Revista Cultural Digital
ISSN: 1885-4524
Número
59 – Verano 2020
Asociación Cultural Ars Creatio – Torrevieja

Creí que iba a ser un buen día porque me desperté con ganas de tirarme desde el viaducto. No sabía cuánto tiempo llevaba tumbado, atado a la cama por la depresión, a la que podía escuchar carcomiéndome el ánimo y las fuerzas. Sin embargo, cuando ayer abrí los ojos me sentí con la energía necesaria para subir hasta allí y saltar, así que terminé de pasar la aspiradora, limpié las ventanas y me puse la ropa que más me gustaba: unos pantalones grises con una camisa blanca de manga corta. Y mis zapatos negros. Margarita, mi ex, me decía que era muy rancio vistiendo, pero la gente siempre se suicida con zapatos negros. Me decía tantas cosas: maniático, neurótico, egoísta creo que fue lo último que le oí decir antes de que cerrara la puerta.
La opción de saltar al vacío era la que más me convencía. Las pastillas son efectivas y asépticas, pero un tanto impersonales, y la escopeta me obligaría a volarme la cabeza en casa porque en otro sitio llamaría mucho la atención. Demasiado sucio: se pondrían perdidas las cortinas y la moqueta, y si tardaban en encontrarme el olor lo impregnaría todo y mis hijos no podrían vender el piso. Aunque no debería preocuparme por eso: llevan casi tres años sin querer saber nada de mí, desde que se fueron con su madre.
Hacerlo desde el viaducto no es nada original pero me parecía lo más práctico: está muy cerca de casa y mucha gente decide matarse allí, así que nadie se traumatizaría demasiado al verme estampado contra el suelo. Además, iba a procurar caer de pie para causarme el menor destrozo posible y no robar demasiado tiempo a los del tanatorio. Sí, sé que es difícil, pero imaginen la escena, puede que hasta guiñolesca de tan bien cuidada: mi cuerpo más o menos entero y respetuosamente observado por los transeúntes, sin apenas sangre, los cedros al fondo mecidos por un viento anémico y el arco gris del viaducto, monumental, abrazándolo todo. Dicen que el antiguo, el de hierro, se inauguró con el traslado de los restos de Calderón de la Barca. ¿A alguien se le ocurre mejor cadalso para dar este último paso?

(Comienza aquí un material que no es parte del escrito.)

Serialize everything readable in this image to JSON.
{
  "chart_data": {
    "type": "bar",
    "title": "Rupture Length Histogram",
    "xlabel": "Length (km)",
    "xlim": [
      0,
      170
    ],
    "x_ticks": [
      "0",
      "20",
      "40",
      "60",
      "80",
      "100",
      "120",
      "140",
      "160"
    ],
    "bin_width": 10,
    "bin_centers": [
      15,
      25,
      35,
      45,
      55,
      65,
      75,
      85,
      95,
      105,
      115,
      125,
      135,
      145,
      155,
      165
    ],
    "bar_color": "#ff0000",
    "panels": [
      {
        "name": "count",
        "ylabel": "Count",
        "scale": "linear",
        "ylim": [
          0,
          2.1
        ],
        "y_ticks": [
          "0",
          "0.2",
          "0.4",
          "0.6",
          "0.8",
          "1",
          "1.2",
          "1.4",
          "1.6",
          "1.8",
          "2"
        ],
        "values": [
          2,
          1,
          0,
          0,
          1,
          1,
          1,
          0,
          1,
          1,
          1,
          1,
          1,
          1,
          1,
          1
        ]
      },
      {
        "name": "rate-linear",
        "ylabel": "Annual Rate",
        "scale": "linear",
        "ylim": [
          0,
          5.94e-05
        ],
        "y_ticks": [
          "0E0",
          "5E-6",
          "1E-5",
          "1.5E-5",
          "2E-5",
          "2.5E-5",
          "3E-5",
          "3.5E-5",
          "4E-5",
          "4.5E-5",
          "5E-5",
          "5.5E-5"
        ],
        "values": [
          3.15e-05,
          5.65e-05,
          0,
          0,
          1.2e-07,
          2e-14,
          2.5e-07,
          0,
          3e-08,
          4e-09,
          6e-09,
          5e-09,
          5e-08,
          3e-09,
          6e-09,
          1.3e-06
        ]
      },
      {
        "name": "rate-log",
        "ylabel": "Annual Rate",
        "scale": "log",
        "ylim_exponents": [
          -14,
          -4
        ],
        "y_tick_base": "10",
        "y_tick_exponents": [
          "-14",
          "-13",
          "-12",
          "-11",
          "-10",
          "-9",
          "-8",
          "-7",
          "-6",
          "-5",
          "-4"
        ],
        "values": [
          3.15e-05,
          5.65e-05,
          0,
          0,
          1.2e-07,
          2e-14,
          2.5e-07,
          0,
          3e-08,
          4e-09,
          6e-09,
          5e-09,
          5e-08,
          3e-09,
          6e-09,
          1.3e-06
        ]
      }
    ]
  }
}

Así que ahora no debería estar aquí, viendo cómo el polvo ensucia otra vez los cristales. Pero mira, cosas de la vida: estaba ya debajo del viaducto, dispuesto a subir por la cuesta lateral, cuando sentí un zumbido y un gran golpe a unos tres metros de mí. Apenas pude ver por el rabillo del ojo una estela azul y naranja y la verdad es que me llevé un susto tremendo. Cuando abrí los ojos, después de unos segundos, vi lo que todo el mundo puede imaginar: los restos de una mujer (parte de ellos resbalando por mi camisa blanca), ni joven ni vieja, que se me había adelantado cinco minutos. Rápidamente empezó a llegar gente y muchos me preguntaron si estaba bien, ya que la suicida me había pasado prácticamente rozando. «Jesús, Jesús», decían las abuelas, acelerando el paso. «A ver, a ver», husmeaba la mayoría en morboso cacareo. Se sentían fascinados por la imagen de aquel cuerpo deslavazado, con posturas y quiebros irreales, una marioneta sin hilos abandonada por el titiritero.
Me alejé unos pasos de aquel cardumen insano, de los dobladillos empapados. Me sentí hundido e inútil, sin fuerzas para continuar, y decidí volver a mi casa y encerrarme, sabe Dios hasta cuándo. Estaba furioso con esa desgraciada, no tanto por haberme usurpado el papel de protagonista en mi propia función, como por haberlo hecho con tamaña desidia. No se puede saltar así, de cualquier manera, sin comprobar si hay alguien pasando por debajo; ni hacerlo de cabeza, salpicándolo todo. Pero eso no fue lo peor; lo que realmente me enervó fue que aquella miserable hubiera profanado ese santuario de almas torturadas vistiendo unas vulgares sandalias.
Debería ser obligatorio matarse con zapatos negros.